Muted FX response to latest trade tiff and confusion

Clare MacCarthy

Senior Editor, Saxo Bank Group
Clare MacCarthy first joined Saxo Bank Group in 2012 to work as a senior editor on TradingFloor.com. Prior to this, she worked as a Denmark-based foreign correspondent for The Economist and the Financial Times and also served as Copenhagen bureau chief for Dow Jones Newswires.

Trade war-inspired risk aversion has swept across financial markets in response to the latest clash in Trump's trade war but while the reaction in forex markets has been subdued, equities have taken a hammering as investors seek to sort rumour and reality.

"The story that seems to be the driver across markets is this latest supposed threat from the US side to restrict inbound investment in key industries. This was a widespread report and then towards the end of yesterday's session we saw US denials that it was aimed specifically at China," says John J Hardy, Saxo's Head of Forex Strategy. 

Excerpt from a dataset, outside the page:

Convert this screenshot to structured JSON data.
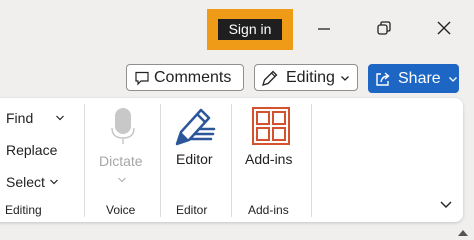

However, even though this latest twist in the trade saga has triggered a wave of risk aversion, the reaction in FX markets was rather muted, and, Hardy says, the Japanese yen is likely taking its cues from US yields rather than trade tiffs for now. "In the longer term, a trade war is definitely a weak-dollar story and we look for an eventual transition back to dollar weakness. The question here locally is whether that is now or if that would be a bit premature," Hardy says.

But while the dollar seems to be ticking along in cruise control (for now), real pain is being felt in equity markets with Asia having tracked Wall Street's dive lower yesterday. "What an ugly session for equities," says Peter Garnry, Saxo's Head of Equity Strategy, adding that the CSI 300 is in bear market territory, Chinese stocks are taking a beating and emerging markets are under intense pressure.

Commodities, too, are still held captive by the trade war fears though the general risk off sentiment is failing to ignite gold as it is burdened by a deteriorating technical outlook, reports Saxo's Head of Commodity Strategy, Ole Hansen. A "death cross" (where the 50-day moving average falls beneath the 200-day one) on the chart is attracting quite a bit of interest, Hansen notes.